If those around us are trying to maneuver us into guilt using obligation, we just have to say no.  Not buying it.  Recognize that they sit by dying Grandma's bedside or donate blood or "spoil" the kids with elaborate holiday gifts because they are getting an emotional pay-off for itWe don't have to feel guilty or obligated for choices other people make without even asking us.

We are, of course, obligated to repay money we have asked to borrow, or clothing, cars, etc.  We do owe a debt to members of our Family of Origin - but not an endless one, especially if we have been abused or neglected.  If we ask someone to do us a favor - like babysit our kids - of course we need to reciprocate.
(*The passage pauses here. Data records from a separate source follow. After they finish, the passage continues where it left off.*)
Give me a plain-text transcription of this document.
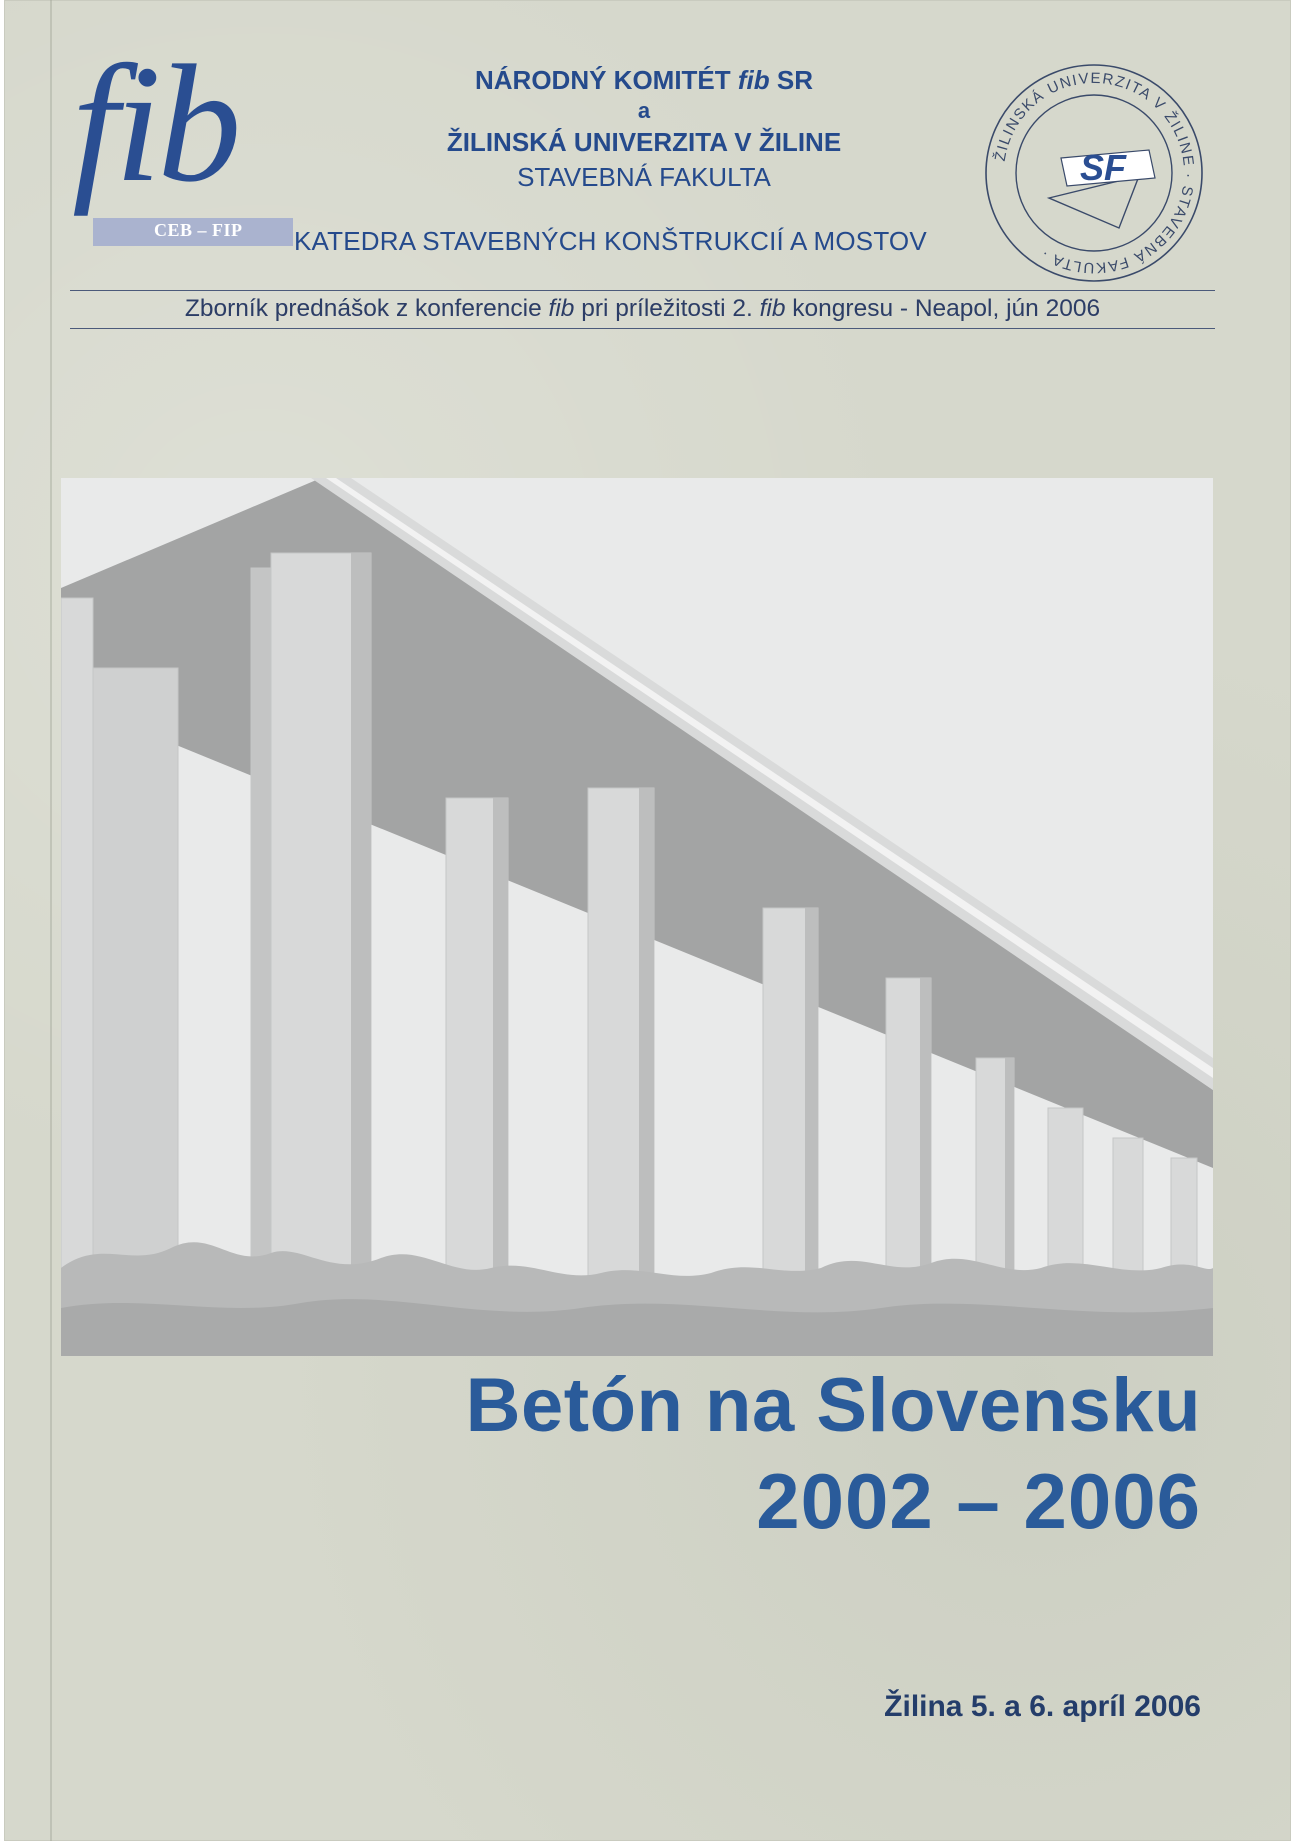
fib
CEB – FIP
NÁRODNÝ KOMITÉT fib SR
a
ŽILINSKÁ UNIVERZITA V ŽILINE
STAVEBNÁ FAKULTA
KATEDRA STAVEBNÝCH KONŠTRUKCIÍ A MOSTOV
ŽILINSKÁ UNIVERZITA V ŽILINE · STAVEBNÁ FAKULTA ·
SF
Zborník prednášok z konferencie fib pri príležitosti 2. fib kongresu - Neapol, jún 2006
Betón na Slovensku
2002 – 2006
Žilina 5. a 6. apríl 2006
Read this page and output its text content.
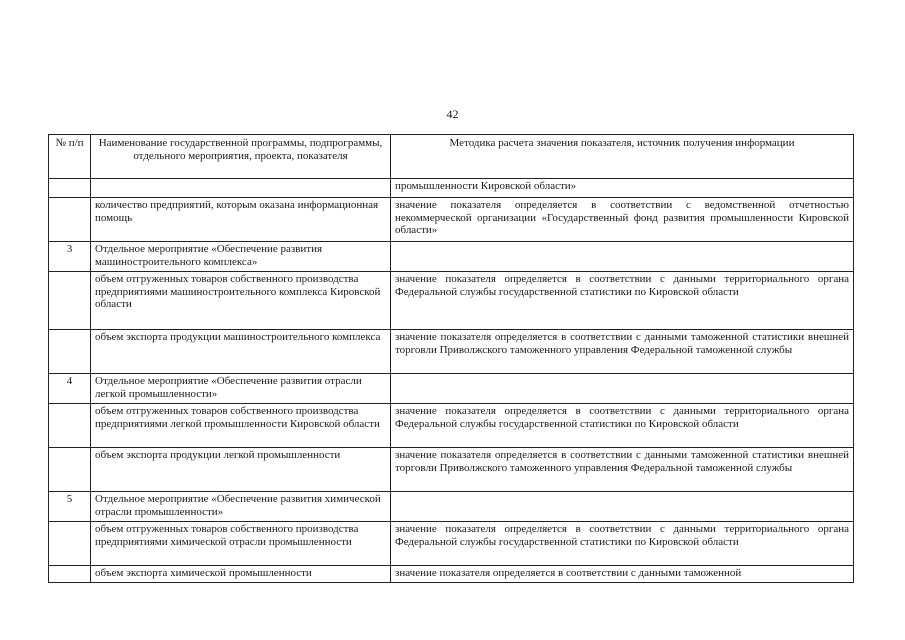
42
№ п/п	Наименование государственной программы, подпрограммы, отдельного мероприятия, проекта, показателя	Методика расчета значения показателя, источник получения информации
		промышленности Кировской области»
	количество предприятий, которым оказана информационная помощь	значение показателя определяется в соответствии с ведомственной отчетностью некоммерческой организации «Государственный фонд развития промышленности Кировской области»
3	Отдельное мероприятие «Обеспечение развития машиностроительного комплекса»	
	объем отгруженных товаров собственного производства предприятиями машиностроительного комплекса Кировской области	значение показателя определяется в соответствии с данными территориального органа Федеральной службы государственной статистики по Кировской области
	объем экспорта продукции машиностроительного комплекса	значение показателя определяется в соответствии с данными таможенной статистики внешней торговли Приволжского таможенного управления Федеральной таможенной службы
4	Отдельное мероприятие «Обеспечение развития отрасли легкой промышленности»	
	объем отгруженных товаров собственного производства предприятиями легкой промышленности Кировской области	значение показателя определяется в соответствии с данными территориального органа Федеральной службы государственной статистики по Кировской области
	объем экспорта продукции легкой промышленности	значение показателя определяется в соответствии с данными таможенной статистики внешней торговли Приволжского таможенного управления Федеральной таможенной службы
5	Отдельное мероприятие «Обеспечение развития химической отрасли промышленности»	
	объем отгруженных товаров собственного производства предприятиями химической отрасли промышленности	значение показателя определяется в соответствии с данными территориального органа Федеральной службы государственной статистики по Кировской области
	объем экспорта химической промышленности	значение показателя определяется в соответствии с данными таможенной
If we've agreed on a gift exchange, we are obligated to buy gifts in the price range we've agreed upon.  I've heard that some people buy gifts for $5 at discount places that are "regularly" $20, and consider it a $20 gift, and others that leave a weird note - "here's what I would have bought you if I hadn't been too busy."  Not cool.  I got a "birthday dinner out" once to a fabulous restaurant that never happened, and he felt shocked I wasn't grateful for what he would have done.  Uh, no!  If we truly hate doing gift exchanges, we should honestly say, "I know other people really enjoy this, but my preference is not to participate."

We may not have as many obligations to others as we think we do.  And we're much better off if we consider just about everything we do for others as no-strings-attached gifts, instead of thinking others are obligated to give/behave/appreciate us in some way. 

What are your obligations that you put on yourself?  Or that others try to collect on you?